2015-08-28

ソウシチョウの大きな群

 大阪府と奈良県の境に位置する金剛山の、山頂から北に伸びる尾根の東斜面、つまり奈良県側で、ソウシチョウのとっても大きな群に出会いました。 多くは藪に潜っているので個体数は分かりませんが、個体の密度は高く、10分ほど歩いても周囲から声がやかましく聞こえる群でした。 春に巣立った若鳥も混じり、今が一番大きな群の時期なのかもしれませんが・・・。
 以前からいることは知っていましたが、しばらくの間にこんなに大きな群になっているとは驚きです。



 写真は 2015.8.23.に、トンボを撮りたくて持参した望遠レンズで撮ったものです。 下2枚の個体は上2枚の個体より胸部が濃色で、よく鳴いていました。 上がメスで下がオスでしょうか。



 鳥は縄張りを作るためやオスがメスを呼ぶためには鳴く必要があるのでしょうが、それ以外の時期には、鳴くことは自分の存在を知らせて敵を呼び寄せることになり、そんなには鳴かないものだと思っていました。 今の時期にソウシチョウがこんなにもよく鳴くのはなぜなのか、不思議です。 見通しの悪い藪の中で集団を維持するためでしょうか。 それとも年に何度も繁殖するのでしょうか。
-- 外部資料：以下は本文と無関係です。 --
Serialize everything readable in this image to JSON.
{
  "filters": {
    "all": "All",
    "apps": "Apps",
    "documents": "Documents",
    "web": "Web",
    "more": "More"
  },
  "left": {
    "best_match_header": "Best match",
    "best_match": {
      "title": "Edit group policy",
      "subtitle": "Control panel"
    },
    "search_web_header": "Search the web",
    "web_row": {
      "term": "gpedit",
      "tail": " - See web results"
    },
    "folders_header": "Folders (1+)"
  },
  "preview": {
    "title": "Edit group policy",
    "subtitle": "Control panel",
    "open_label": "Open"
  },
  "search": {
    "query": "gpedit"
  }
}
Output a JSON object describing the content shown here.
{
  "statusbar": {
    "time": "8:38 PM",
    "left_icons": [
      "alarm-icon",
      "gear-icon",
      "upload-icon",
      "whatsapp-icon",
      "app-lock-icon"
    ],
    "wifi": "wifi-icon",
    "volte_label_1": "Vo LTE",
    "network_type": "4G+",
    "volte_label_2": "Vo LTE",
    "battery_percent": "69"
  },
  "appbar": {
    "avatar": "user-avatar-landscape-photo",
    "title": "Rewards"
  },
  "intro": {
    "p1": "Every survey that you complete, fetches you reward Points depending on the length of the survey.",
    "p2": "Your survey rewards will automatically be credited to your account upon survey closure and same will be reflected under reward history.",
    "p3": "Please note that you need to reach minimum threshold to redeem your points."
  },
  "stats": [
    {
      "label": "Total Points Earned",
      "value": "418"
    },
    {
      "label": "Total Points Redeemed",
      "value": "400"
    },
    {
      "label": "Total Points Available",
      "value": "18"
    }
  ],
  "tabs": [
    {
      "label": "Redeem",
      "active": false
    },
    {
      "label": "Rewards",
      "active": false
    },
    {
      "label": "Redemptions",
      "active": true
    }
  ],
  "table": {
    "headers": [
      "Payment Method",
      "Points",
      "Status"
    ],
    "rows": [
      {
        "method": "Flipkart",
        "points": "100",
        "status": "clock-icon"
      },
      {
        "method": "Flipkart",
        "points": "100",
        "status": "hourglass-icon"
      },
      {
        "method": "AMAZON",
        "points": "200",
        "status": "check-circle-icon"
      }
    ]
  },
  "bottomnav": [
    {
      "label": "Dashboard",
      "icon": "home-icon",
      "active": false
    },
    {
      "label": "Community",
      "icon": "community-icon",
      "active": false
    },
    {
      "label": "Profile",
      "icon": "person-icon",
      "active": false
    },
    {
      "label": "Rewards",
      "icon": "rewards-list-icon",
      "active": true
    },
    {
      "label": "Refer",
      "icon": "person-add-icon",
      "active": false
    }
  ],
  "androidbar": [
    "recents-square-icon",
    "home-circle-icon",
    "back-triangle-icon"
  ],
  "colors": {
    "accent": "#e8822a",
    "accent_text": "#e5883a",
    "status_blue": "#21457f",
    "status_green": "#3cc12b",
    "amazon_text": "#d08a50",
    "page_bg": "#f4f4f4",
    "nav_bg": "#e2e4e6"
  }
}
 ソウシチョウは、外来生物法で特定外来生物に指定されていて、「日本の侵略的外来種ワースト100」になっています。 江戸時代から飼い鳥として入ってきていたようですが、雑食性で扱いやすく、美しい鳥であることもあり、1980年以降に本格的に輸入されてきたものが、販路やエサ代に困ったのか、放鳥した悪質なペット販売業者もあったようで、あちこちで野生化し、増えています。
 個体数を増やしている外来生物の多くは、複雑な生態系を持つ安定した自然環境には少ないのですが、ソウシチョウは安定した林でよく観察されています。 今回の撮影場所は植林ですが、よく手入れされていて、低木層以下がとてもよく発達している林ですし、前に載せたソウシチョウ(こちら)は箕面の山中で撮ったものです。
 ソウシチョウが増えることで、林の生態系が変化することが懸念されています。 特に茂みの低い所に巣を作るオオルリやウグイスなどは、営巣場所が競合するため、ソウシチョウに駆逐されてしまうのではないかと心配されています。